The table lists data regarding the average salaries of several professional athletes in the years 1991 and 2001.
a) Use the data points to find a linear function that fits the data.
b) Use the function to predict the average salary in 2005 and 2010.
$\begin{array}{cc}\text { Year } & \text { Average Salary } \\ 1991 & \$ 266,000 \\ 2001 & \$ 1,370,000\end{array}$
$2001 \$ 1,370,000$
A linear function that fits the data is $S(x)=110400 x+155600$
(Let $x=$ the number of years since 1990, and let $S=$ the average salary $x$ years from 1990.)
The predicted average salary for 2005 is $\$ 1811600$
(Round to the nearest whole number.)
The predicted avarage salary for 2010 is $\$$ (Round to the nearest whole number.)

Step 1 ：Given data points are (1991, 266000) and (2001, 1370000).
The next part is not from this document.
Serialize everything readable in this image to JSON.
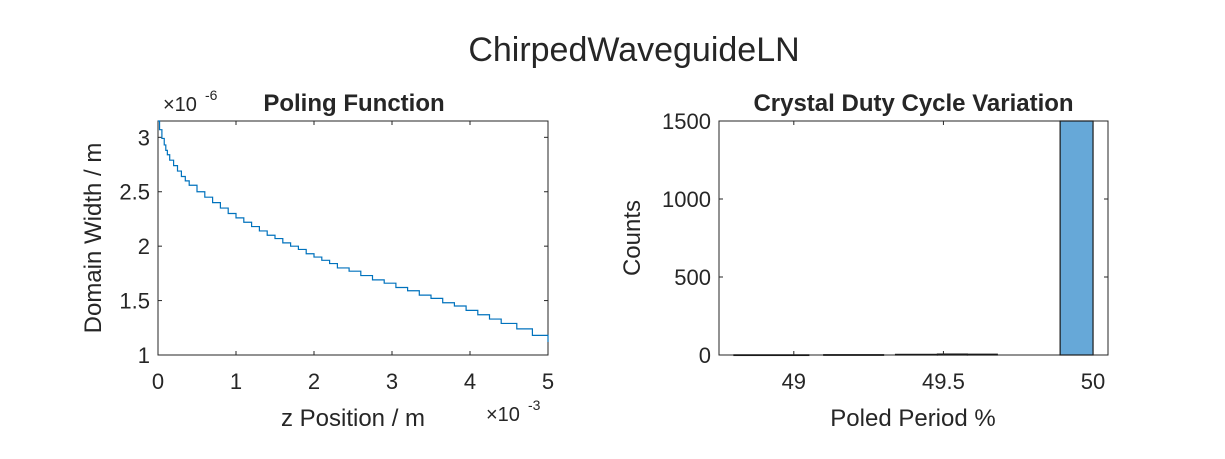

Step 2 ：Find the slope of the line, which is the change in salary divided by the change in years. The slope is \(\frac{1370000 - 266000}{2001 - 1991} = 110400.0\).
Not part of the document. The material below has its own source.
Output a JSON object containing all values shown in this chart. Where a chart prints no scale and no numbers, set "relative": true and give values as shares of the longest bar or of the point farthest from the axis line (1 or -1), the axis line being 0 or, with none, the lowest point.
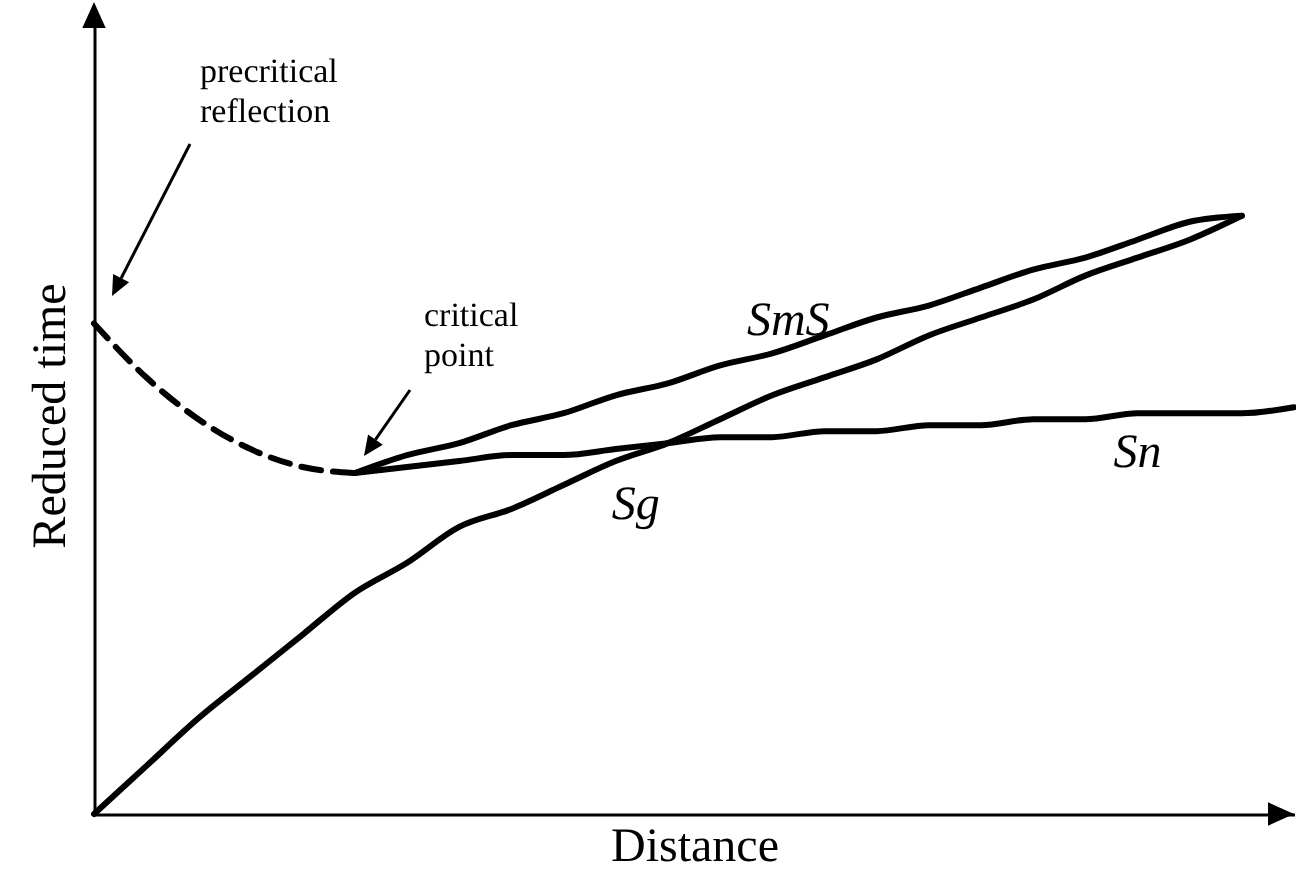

Step 3 ：Use one of the points to find the y-intercept of the line, which is the salary when the year is 0. The y-intercept is \(266000 - 110400 \times (1991 - 0) = -219540400.0\).

Step 4 ：The linear function that fits the data is \(S(x) = 110400x - 219540400\), where \(x\) is the year.

Step 5 ：Predict the average salary in 2005 by substituting 2005 into the function: \(S(2005) = 110400 \times 2005 - 219540400 = 1811600.0\).

Step 6 ：Predict the average salary in 2010 by substituting 2010 into the function: \(S(2010) = 110400 \times 2010 - 219540400 = 2363600.0\).

Step 7 ：Final Answer: The predicted average salary for 2005 is \(\boxed{\$1,811,600}\) and for 2010 is \(\boxed{\$2,363,600}\).